Evet, bir duruşu olmalı insanın. Bu insan, toplumun temel yapı taşı olan ailenin direği baba ise. Evet, babanın da bir duruşu olmalı. Evinin harcı, kolu ve kanadı olmalı. Cesareti, sabrı, metaneti ile kalkan olmalı. Değer verilmeli. Değerini korumalı. Güçlü olmalı. Gücünü eşinin ve çocuklarının karşılıksız sevgi ve sadakatinden almalı. Sözünün üstüne söz söylenmemeli. Bir baba duruşu ortaya koymalı.
Evet, bir duruşu olmalı insanın. Bu insan, toplumun her bir ferdini eğiten, bilgiye yönelten öğretmen ise. Evet, bir öğretmenin de bir duruşu olmalı. Sevgi ve ilgi ile bilgiyi kuşatan olmalı. Bir çınar gibi kök salmalı. Bir sarmaşık gibi berrak zihinleri sarmalı. Gülümsemesi ile güven vermeli. Motivasyonu ile özgüven aşılamalı. Bir öğretmen duruşu ortaya koymalı.
Evet, bir duruşu olmalı insanın. Bu insan, toplumu yönlendiren, kitleleri coşturan, aynı yürekleri harekete geçiren bir lider ise. Evet, bir liderin de bir duruşu olmalı. Vizyonu ile geleceği görmeli. Aydın kişiliği ile ufuk açmalı. Ümit saçan sözleri ile heyecan oluşturmalı. Muasır medeniyeler seviyesinin ötesine yol arkadaşlarını, yoldaşlarını, sevenlerini, milletini, ülkesini taşımalı. Fedakârlığı kişisel menfaatleri içinde değil vatanı için olmalı. Bir lider duruşu ortaya koymalı.
Evet bir duruşu olmalı insanın. Kim olursa olsun bir kırmızı çizgisi olmalı. Hangi meslekten, hangi milletten, hangi cinsiyetten, hangi siyasetten, hangi dinden olursa olsun bir duruşu olmalı insanın. Haklının, doğrunun, adaletin, şeffaflığın, özgürlüğün, demokrasinin ve cumhuriyetin mücadelesini vermeli. İnandığı ve mücadele ettiği, uğruna savaş verdiği değerlerin adına bir duruş ortaya koymalı. Dimdik durmalı. Doğruları eğip bükmeden söylemeli. Nezaketten ödün vermeden ama haksızlığa da boyun eğmeden sözün en güzelini söylemeli.

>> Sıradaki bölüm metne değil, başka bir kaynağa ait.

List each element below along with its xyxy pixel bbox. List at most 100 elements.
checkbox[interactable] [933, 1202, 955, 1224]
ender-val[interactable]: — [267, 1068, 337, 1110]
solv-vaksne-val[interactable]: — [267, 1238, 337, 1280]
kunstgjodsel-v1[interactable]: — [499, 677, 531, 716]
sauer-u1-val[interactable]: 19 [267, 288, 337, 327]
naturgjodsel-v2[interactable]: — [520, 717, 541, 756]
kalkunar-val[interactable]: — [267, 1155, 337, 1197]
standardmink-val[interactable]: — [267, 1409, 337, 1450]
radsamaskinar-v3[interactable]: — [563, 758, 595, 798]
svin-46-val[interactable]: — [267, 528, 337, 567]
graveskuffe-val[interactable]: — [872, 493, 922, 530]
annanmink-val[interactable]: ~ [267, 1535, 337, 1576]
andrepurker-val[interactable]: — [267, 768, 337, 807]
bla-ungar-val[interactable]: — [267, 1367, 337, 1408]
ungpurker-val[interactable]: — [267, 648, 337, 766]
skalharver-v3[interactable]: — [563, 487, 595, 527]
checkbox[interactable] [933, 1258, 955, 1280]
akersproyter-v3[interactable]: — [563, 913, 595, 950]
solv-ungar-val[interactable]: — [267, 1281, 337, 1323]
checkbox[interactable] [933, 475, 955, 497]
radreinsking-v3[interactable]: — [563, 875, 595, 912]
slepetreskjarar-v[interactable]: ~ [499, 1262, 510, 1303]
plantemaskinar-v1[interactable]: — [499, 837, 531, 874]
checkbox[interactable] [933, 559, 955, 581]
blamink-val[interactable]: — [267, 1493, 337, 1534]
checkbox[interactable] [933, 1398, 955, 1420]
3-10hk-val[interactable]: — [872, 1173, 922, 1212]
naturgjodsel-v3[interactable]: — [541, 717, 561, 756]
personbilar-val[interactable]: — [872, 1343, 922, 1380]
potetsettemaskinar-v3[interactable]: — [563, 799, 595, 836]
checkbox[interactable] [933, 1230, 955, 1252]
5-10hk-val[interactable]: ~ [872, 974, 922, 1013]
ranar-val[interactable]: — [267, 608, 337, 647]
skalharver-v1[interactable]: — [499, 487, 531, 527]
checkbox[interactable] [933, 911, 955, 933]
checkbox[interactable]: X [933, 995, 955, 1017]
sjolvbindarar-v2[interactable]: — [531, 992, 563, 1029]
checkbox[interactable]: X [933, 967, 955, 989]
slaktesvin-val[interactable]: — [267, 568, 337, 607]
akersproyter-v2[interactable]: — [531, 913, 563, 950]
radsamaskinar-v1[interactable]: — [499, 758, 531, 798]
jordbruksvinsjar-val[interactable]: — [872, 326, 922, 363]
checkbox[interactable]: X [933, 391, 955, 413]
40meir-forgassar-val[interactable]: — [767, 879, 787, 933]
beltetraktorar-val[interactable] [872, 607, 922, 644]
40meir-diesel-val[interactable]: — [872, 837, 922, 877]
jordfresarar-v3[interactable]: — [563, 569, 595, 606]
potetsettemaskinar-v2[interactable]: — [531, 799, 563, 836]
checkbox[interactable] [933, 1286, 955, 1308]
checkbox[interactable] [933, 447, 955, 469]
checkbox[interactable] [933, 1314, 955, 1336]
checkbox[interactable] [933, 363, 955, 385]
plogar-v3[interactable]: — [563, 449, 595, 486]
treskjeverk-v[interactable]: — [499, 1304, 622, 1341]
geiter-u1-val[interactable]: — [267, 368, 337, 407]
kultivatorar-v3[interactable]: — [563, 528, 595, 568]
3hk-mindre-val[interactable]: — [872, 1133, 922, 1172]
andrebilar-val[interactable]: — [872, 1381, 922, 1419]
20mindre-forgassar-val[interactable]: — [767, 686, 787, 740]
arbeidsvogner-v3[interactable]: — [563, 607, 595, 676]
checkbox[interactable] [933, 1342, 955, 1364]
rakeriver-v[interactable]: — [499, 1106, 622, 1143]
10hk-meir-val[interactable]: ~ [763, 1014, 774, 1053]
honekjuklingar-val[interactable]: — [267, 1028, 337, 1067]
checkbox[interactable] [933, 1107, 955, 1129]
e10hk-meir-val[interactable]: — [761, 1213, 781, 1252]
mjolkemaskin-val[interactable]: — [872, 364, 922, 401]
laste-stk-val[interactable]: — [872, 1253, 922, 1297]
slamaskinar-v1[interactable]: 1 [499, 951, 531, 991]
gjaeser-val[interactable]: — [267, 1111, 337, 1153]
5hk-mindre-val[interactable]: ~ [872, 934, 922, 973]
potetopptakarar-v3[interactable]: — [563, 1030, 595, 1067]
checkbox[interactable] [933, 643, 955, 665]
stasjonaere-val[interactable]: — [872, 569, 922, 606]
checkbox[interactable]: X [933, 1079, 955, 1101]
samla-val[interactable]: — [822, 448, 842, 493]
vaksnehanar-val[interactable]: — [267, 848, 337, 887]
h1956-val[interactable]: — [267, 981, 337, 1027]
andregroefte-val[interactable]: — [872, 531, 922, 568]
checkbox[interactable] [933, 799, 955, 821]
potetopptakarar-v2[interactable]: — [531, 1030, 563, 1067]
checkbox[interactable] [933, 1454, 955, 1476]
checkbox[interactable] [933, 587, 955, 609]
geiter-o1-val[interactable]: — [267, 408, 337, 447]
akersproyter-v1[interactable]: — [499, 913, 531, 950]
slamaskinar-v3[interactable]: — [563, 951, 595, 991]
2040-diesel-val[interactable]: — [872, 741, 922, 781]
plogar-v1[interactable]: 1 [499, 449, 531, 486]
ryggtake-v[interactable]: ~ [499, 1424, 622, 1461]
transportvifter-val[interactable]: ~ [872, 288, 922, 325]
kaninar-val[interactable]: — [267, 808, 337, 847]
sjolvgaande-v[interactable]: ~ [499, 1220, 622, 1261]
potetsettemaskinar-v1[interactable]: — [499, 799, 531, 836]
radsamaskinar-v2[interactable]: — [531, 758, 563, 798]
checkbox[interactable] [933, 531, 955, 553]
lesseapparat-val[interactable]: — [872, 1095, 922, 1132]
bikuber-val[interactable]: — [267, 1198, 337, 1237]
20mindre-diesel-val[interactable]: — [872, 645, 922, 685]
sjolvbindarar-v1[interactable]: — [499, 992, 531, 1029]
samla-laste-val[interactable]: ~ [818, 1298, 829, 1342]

Bu haftaki yazımda, “bir duruşu olmalı insanın” mottosundan yola çıkarak, birey, anne, baba aile ile birlikte öğretmen ve lider çerçevesince bir değerlendirme yapmaya çalıştım. Ne olursak olalım, nerede olursak olalım fark etmez. Yaşam devam ettiği sürece bir duruşu, bir tavrı, bir onuru ve bir kırmızı çizgisi olmalı insanın diyerek bu haftaki yazımı burada sonlandırıyorum.
Saygılarımla.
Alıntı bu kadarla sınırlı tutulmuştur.